Hao est un atoll perdu au milieu du Pacifique, ancienne base dite « avancée » des essais nucléaires de Moruroa entre 1966 et 2000. L’armée y décontaminait à grande eau les avions qui prélevaient des poussières radioactives dans le champignon des bombes. En 2005, le parlement de la Polynésie avait invité la Criirad pour faire le point sur ces lieux qui étaient devenus une poubelle à ciel ouvert. Le rapport Criirad laissait ouvertes de nombreuses questions, faute d’avoir les moyens d’une expertise approfondie. Les Polynésiens ont donc demandé au ministre parisien de la défense de faire réaliser une opération de levée de doute radiologique sur cet atoll habité où se trouve un collège pour les enfants de toutes les îles de l’Est des Tuamotu. Ce fut un niet catégorique, plusieurs fois répété, au motif que l’armée et le CEA avaient tout vérifié… lors d’un survol en hélicoptère !
En 2012, une expertise indépendante découvre sur Hao des zones gravement contaminées par du PCB, des hydrocarbures et des métaux lourds. Le fond du lagon est jonché de carcasses de véhicules et matériels militaires et de nombre de batteries au plomb. Le rapport des experts recommande aux insulaires de ne consommer du poisson qu’une fois par mois alors que c’est leur source de protéines quotidienne ! Chargée de réhabiliter Hao, l’armée décide alors de procéder à l’enlèvement des sols les plus contaminés et de les rassembler dans un stockage annoncé comme « provisoire » sur l’atoll même. Les protestations du conseil municipal et des associations locales sont véhémentes : « C’est vous qui avez laissé cette m… , remportez tout chez vous ! »
Hélas ce n’est pas tout. Le 10 décembre 2015, se tient à Papeete une réunion de la commission locale d’information sur le suivi des essais nucléaires. La nouvelle est donnée par le Haut-Commissaire de la République : « Des forages ont permis de découvrir du plutonium sous les dalles de l’aire de décontamination des avions. » Comme l’avait suggéré la Criirad en 2005, cette présence de matières nucléaires dans les sols était prévisible puisque l’eau de lavage contaminée s’écoulait directement dans les sols avant de se perdre dans l’océan.
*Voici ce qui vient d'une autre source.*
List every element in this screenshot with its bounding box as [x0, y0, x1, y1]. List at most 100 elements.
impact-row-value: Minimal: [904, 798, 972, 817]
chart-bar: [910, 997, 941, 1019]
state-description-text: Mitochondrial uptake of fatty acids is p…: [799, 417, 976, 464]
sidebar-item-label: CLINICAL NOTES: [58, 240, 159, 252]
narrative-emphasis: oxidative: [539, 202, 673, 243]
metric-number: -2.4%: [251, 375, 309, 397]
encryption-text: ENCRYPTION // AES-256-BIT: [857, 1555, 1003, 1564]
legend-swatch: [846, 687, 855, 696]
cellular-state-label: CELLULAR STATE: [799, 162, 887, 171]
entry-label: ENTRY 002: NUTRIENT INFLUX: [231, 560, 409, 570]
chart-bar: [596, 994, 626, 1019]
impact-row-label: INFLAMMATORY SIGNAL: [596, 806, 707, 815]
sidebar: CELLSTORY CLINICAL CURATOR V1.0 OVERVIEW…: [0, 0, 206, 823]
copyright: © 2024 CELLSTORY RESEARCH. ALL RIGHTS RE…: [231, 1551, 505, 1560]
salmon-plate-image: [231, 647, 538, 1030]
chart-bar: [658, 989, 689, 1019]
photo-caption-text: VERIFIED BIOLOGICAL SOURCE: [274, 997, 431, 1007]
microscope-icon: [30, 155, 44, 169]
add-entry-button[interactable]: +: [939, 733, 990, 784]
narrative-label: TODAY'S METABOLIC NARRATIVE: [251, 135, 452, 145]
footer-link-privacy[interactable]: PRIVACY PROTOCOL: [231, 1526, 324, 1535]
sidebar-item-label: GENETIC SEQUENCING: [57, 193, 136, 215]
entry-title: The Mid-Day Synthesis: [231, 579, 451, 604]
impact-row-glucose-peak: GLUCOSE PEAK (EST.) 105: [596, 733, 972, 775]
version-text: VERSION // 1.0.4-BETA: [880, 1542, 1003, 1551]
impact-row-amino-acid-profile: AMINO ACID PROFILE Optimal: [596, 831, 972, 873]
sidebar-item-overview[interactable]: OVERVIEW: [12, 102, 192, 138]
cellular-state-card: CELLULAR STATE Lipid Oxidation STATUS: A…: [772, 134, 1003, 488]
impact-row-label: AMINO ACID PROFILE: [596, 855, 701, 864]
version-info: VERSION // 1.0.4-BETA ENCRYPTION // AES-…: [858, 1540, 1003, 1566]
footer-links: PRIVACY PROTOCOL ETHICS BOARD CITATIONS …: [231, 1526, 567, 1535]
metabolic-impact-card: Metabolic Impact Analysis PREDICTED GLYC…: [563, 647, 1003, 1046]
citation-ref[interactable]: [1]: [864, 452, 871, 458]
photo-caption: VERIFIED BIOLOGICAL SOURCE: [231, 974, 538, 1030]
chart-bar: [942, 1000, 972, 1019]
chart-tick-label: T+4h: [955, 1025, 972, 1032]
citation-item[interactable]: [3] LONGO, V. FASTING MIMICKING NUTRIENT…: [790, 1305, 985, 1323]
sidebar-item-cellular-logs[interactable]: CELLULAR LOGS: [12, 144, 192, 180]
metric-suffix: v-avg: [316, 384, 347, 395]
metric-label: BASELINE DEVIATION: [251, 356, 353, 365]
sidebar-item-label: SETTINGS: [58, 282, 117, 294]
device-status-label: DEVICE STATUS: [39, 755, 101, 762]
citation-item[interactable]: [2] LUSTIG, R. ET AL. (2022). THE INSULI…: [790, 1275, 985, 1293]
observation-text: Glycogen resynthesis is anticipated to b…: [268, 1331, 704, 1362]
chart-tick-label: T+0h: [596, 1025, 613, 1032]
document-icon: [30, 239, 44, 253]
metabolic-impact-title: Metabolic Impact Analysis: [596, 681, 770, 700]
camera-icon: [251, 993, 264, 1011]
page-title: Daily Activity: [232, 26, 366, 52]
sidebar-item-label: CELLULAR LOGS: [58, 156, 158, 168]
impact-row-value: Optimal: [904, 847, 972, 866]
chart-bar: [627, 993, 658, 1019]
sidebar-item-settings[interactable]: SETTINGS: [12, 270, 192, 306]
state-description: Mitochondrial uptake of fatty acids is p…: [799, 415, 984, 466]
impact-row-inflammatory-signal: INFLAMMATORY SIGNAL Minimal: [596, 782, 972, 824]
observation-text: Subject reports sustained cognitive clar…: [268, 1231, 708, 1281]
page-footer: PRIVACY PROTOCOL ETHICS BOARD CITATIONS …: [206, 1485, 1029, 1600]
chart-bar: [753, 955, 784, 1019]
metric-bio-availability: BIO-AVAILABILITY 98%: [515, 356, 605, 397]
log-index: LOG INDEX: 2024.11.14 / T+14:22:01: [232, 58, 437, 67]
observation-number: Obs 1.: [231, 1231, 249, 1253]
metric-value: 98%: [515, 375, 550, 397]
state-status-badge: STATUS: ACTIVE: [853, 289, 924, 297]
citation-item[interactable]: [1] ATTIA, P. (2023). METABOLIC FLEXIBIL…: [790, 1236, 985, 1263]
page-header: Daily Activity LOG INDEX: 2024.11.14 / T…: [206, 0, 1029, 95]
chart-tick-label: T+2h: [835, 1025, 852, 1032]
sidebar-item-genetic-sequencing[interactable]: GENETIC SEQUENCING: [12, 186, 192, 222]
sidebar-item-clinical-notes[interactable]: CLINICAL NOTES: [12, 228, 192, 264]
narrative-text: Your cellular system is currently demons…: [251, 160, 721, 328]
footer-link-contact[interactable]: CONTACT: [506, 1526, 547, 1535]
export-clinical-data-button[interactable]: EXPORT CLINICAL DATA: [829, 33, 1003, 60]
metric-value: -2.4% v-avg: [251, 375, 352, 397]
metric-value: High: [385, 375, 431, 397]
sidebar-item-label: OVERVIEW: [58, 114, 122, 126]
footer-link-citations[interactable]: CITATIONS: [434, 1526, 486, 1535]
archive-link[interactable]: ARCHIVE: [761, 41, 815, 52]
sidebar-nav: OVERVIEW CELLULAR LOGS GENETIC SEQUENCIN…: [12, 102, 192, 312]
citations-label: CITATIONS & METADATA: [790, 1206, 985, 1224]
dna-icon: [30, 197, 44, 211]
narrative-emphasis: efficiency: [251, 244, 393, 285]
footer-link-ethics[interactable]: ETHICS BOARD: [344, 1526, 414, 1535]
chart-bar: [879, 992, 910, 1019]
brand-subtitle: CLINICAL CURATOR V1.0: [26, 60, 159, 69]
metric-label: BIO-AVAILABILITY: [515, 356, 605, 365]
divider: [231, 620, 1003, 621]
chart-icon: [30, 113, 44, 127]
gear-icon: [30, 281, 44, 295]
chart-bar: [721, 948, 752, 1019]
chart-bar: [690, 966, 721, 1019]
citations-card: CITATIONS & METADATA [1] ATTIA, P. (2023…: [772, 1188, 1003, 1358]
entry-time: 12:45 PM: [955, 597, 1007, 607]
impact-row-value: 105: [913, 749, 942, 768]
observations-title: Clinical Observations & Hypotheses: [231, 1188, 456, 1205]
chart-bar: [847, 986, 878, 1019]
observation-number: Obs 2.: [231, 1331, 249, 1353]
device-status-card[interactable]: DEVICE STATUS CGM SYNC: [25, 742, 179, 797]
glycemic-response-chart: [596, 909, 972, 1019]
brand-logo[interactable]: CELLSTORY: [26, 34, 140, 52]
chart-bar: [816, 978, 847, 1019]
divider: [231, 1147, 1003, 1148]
Les experts de l’IRSN, venus spécialement de Paris, annoncent pourtant qu’on laissera le plutonium en l’état ! L’exaspération est à son comble du côté polynésien au point que François Hollande de passage à Papeete le 22 février 2016, n’a pu manquer cette pancarte de l’association 193 « Hollande repars avec ton plutonium ». Le président de la République a vite ajouté dans son discours aux élus que l’atoll de Hao serait dépollué « en recourant à des méthodes les plus modernes ». Les Polynésiens attendent de pied ferme la réalisation de cette promesse.